Most animals are bilaterally symmetrical, which means they can be split into two identical halves. Even humans have bilateral symmetry, and some scientists believe that human symmetry is the most important factor that influences our perception of beauty. In other words, if you have a one-sided face, then you can only hope that this is compensated by other good qualities.

Some reach complete symmetry in an effort to attract a partner, such as a peacock.
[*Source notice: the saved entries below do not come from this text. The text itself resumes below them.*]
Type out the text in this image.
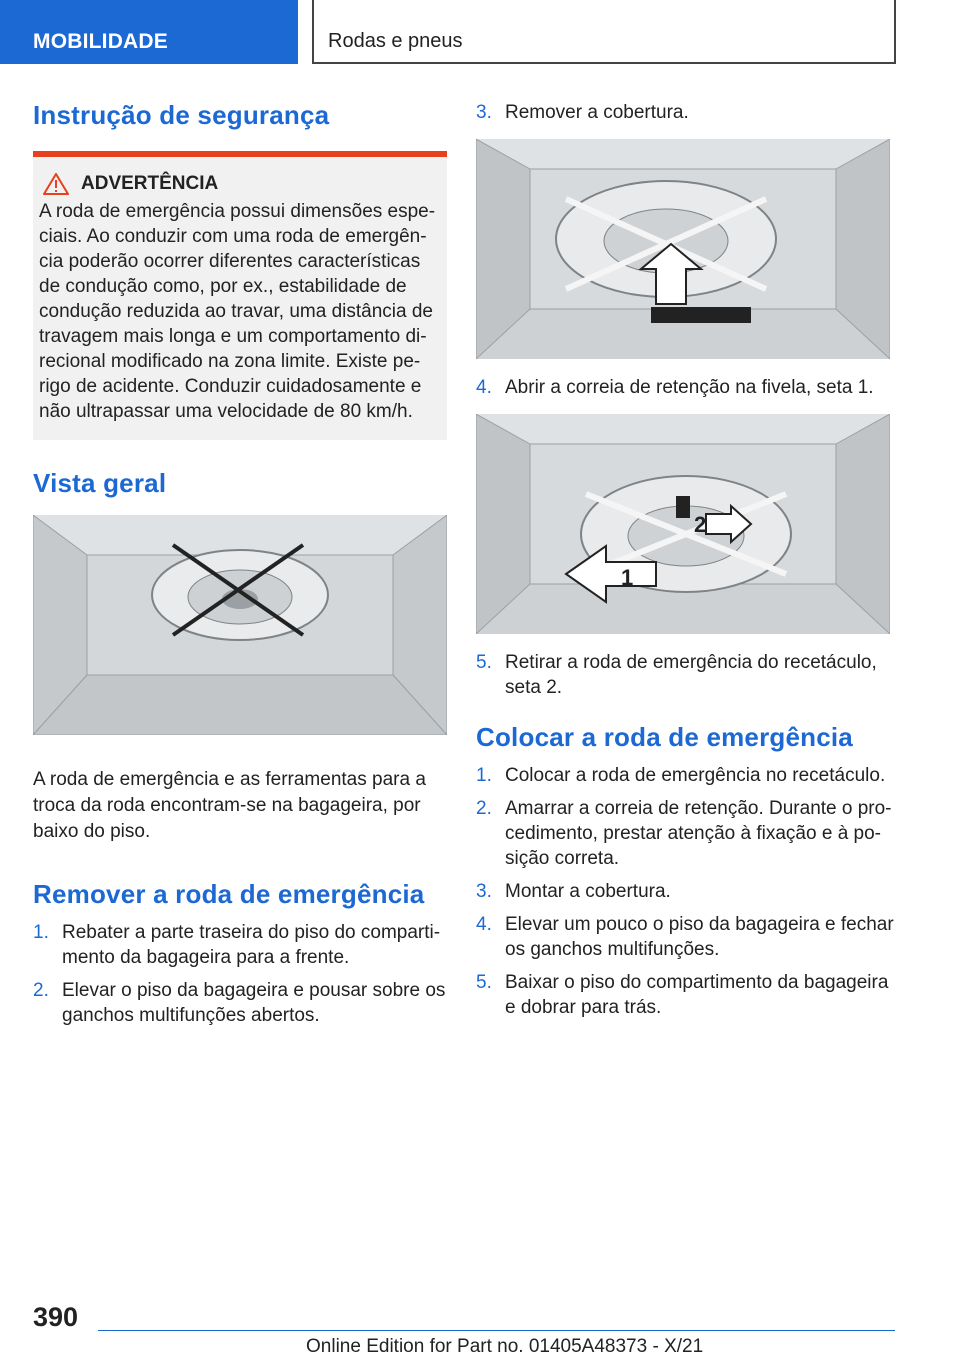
MOBILIDADE	Rodas e pneus
Instrução de segurança
ADVERTÊNCIA

A roda de emergência possui dimensões espe-ciais. Ao conduzir com uma roda de emergên-cia poderão ocorrer diferentes características de condução como, por ex., estabilidade de condução reduzida ao travar, uma distância de travagem mais longa e um comportamento di-recional modificado na zona limite. Existe pe-rigo de acidente. Conduzir cuidadosamente e não ultrapassar uma velocidade de 80 km/h.

Vista geral

A roda de emergência e as ferramentas para a troca da roda encontram-se na bagageira, por baixo do piso.

Remover a roda de emergência
1. Rebater a parte traseira do piso do comparti-mento da bagageira para a frente.
2. Elevar o piso da bagageira e pousar sobre os ganchos multifunções abertos.
3. Remover a cobertura.
4. Abrir a correia de retenção na fivela, seta 1.
1
2
5. Retirar a roda de emergência do recetáculo, seta 2.
Colocar a roda de emergência
1. Colocar a roda de emergência no recetáculo.
2. Amarrar a correia de retenção. Durante o pro-cedimento, prestar atenção à fixação e à po-sição correta.
3. Montar a cobertura.
4. Elevar um pouco o piso da bagageira e fechar os ganchos multifunções.
5. Baixar o piso do compartimento da bagageira e dobrar para trás.
390
Online Edition for Part no. 01405A48373 - X/21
Darwin was positively annoyed by this bird, and wrote in a letter that "The sight of the peacock's tail feathers, whenever I look at it, makes me sick!" To Darwin, the tail seemed cumbersome and made no evolutionary sense, as it did not fit with his theory of "survival of the fittest". He was furious until he came up with the theory of sexual selection, which claims that animals develop certain features to increase their chances of mating. Therefore, peacocks have various adaptations to attract a partner.

Web

There are about 5,000 types of spiders, and all of them create a near-perfect circular web, with nearly evenly spaced radial support threads and a spiral web to catch prey. Scientists aren't sure why spiders love geometry so much, as tests have shown that a round web won't lure food any better than an irregularly shaped one. The scientists suggest that the radial symmetry evenly distributes the force of impact when the victim is caught in the net, resulting in fewer breaks.

Crop Circles

Give a couple of tricksters a board, mowers, and saving darkness, and you will see that people also create symmetrical shapes. Due to the complexity of the design and incredible symmetry of crop circles, even after the creators of the circles confessed and demonstrated their skills, many people still believe that space aliens did it.
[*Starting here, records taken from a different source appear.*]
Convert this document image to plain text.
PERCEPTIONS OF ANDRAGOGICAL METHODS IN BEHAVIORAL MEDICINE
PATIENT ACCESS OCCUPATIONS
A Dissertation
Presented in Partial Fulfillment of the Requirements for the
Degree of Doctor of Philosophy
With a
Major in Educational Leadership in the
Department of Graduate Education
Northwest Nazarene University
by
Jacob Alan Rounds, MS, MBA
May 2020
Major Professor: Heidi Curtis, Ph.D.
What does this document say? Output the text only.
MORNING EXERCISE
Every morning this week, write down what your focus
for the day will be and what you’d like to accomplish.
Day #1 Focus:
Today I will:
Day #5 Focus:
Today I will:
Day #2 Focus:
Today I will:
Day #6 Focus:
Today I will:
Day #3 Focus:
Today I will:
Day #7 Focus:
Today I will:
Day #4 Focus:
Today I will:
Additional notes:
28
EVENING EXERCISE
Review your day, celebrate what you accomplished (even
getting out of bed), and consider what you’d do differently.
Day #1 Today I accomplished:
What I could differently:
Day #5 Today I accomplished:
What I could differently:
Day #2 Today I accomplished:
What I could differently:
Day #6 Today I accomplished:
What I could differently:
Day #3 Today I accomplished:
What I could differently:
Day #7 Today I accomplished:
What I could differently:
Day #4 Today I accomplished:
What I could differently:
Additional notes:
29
As the circles become more complex, their artificial origin becomes more and more clear. It is illogical to assume that the aliens will make their messages more and more difficult when we have not been able to decipher even the first of them.
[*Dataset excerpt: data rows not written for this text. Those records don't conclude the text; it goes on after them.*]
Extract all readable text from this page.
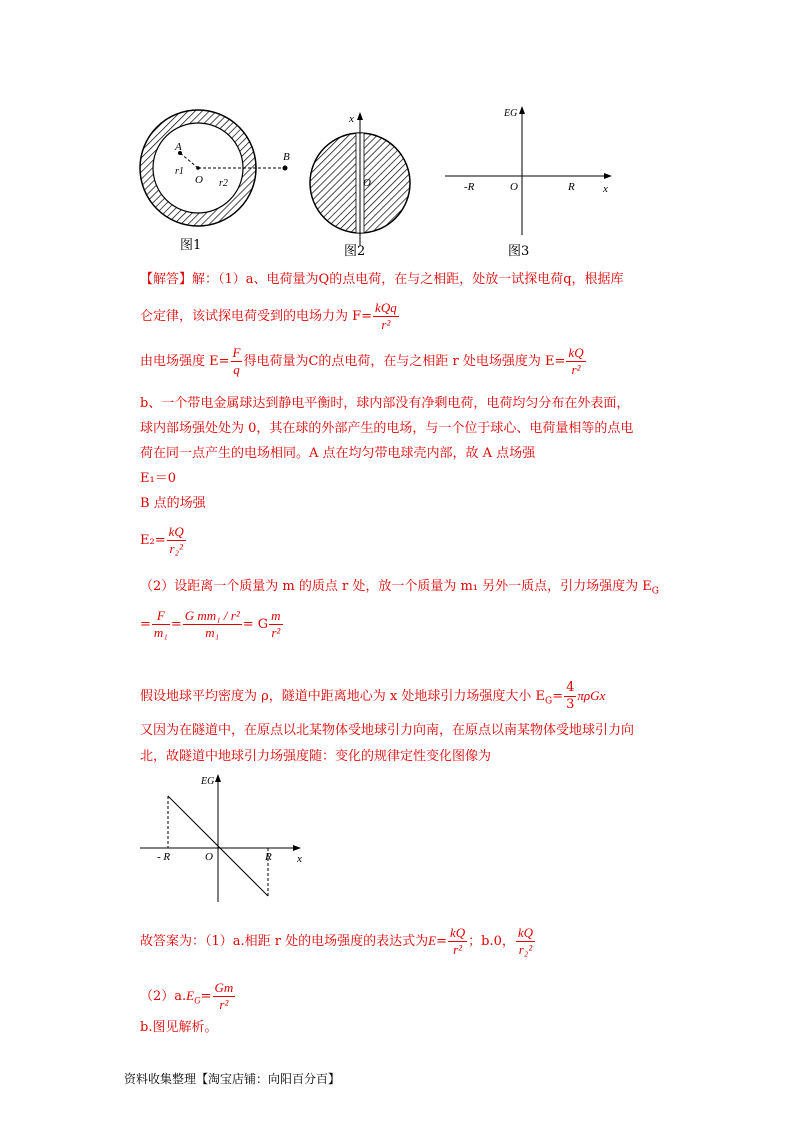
A
B
O
r1
r2
图1
x
O
图2
EG
-R	O	R	x
图3
【解答】解：（1）a、电荷量为Q的点电荷，在与之相距，处放一试探电荷q，根据库
仑定律，该试探电荷受到的电场力为 $F= \frac{\text{kQq}}{\text{r²}}$
由电场强度 $E= \frac{F}{q}$ 得电荷量为C的点电荷，在与之相距 r 处电场强度为 $E= \frac{kQ}{\text{r²}}$
b、一个带电金属球达到静电平衡时，球内部没有净剩电荷，电荷均匀分布在外表面，
球内部场强处处为 0，其在球的外部产生的电场，与一个位于球心、电荷量相等的点电
荷在同一点产生的电场相同。A 点在均匀带电球壳内部，故 A 点场强
E₁＝0
B 点的场强
$E_2= \frac{kQ}{\text{r₂²}}$
（2）设距离一个质量为 m 的质点 r 处，放一个质量为 m₁ 另外一质点，引力场强度为 $E_G$
= $\frac{F}{\text{m₁}} = \frac{\text{G mm₁ / r²}}{\text{m₁}} = G \frac{m}{\text{r²}}$
假设地球平均密度为 ρ，隧道中距离地心为 x 处地球引力场强度大小 $E_G= \frac{4}{3}$ πρGx
又因为在隧道中，在原点以北某物体受地球引力向南，在原点以南某物体受地球引力向
北，故隧道中地球引力场强度随：变化的规律定性变化图像为
EG
- R	O	R x
故答案为：（1）a.相距 r 处的电场强度的表达式为$E= \frac{kQ}{\text{r²}}$ ；b.0， $\frac{kQ}{\text{r₂²}}$
$(2)a.E_G= \frac{Gm}{\text{r²}}$
b.图见解析。
资料收集整理【淘宝店铺：向阳百分百】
Regardless of how they came about, crop circles are a pleasure to look at, mainly because their geometry is impressive.

Snowflakes

Even such tiny formations as snowflakes are governed by the laws of symmetry, since most snowflakes have hexagonal symmetry. This is partly due to the way water molecules line up when they solidify (crystallize). Water molecules solidify by forming weak hydrogen bonds as they align in an ordered arrangement that balances the forces of attraction and repulsion to form the snowflake's hexagonal shape. But at the same time, each snowflake is symmetrical, but no snowflake is alike. This is because as it falls from the sky, each snowflake experiences unique atmospheric conditions that cause its crystals to align in a certain way.

Milky Way Galaxy

As we have seen, symmetry and mathematical models exist almost everywhere, but are these laws of nature limited to our planet? Obviously not. A new section has recently been discovered at the edge of the Milky Way Galaxy, and astronomers believe the galaxy is a near-perfect mirror image of itself.

Sun-Moon Symmetry

Considering that the Sun is 1.4 million km in diameter and the Moon is 3474 km, it seems almost impossible that the Moon can block sunlight and provide us with about five solar eclipses every two years. How does it work? Coincidentally, along with the fact that the Sun is about 400 times wider than the Moon, the Sun is also 400 times further away. Symmetry ensures that the Sun and Moon are the same size when viewed from Earth, and so the Moon can cover the Sun. Of course, the distance from the Earth to the Sun can increase, so sometimes we see annular and partial eclipses. But every year or two, a fine alignment occurs and we witness a spectacular event known as a total solar eclipse. Astronomers don't know how common this symmetry is among other planets, but they think it's pretty rare. However, we should not assume that we are special, as this is all a matter of chance. For example, every year the Moon moves away from the Earth by about 4 cm, which means that billions of years ago, every solar eclipse would have been a total eclipse. If things continue like this, then total eclipses will eventually disappear, and this will be accompanied by the disappearance of annular eclipses. It turns out that we are simply in the right place at the right time to see this phenomenon.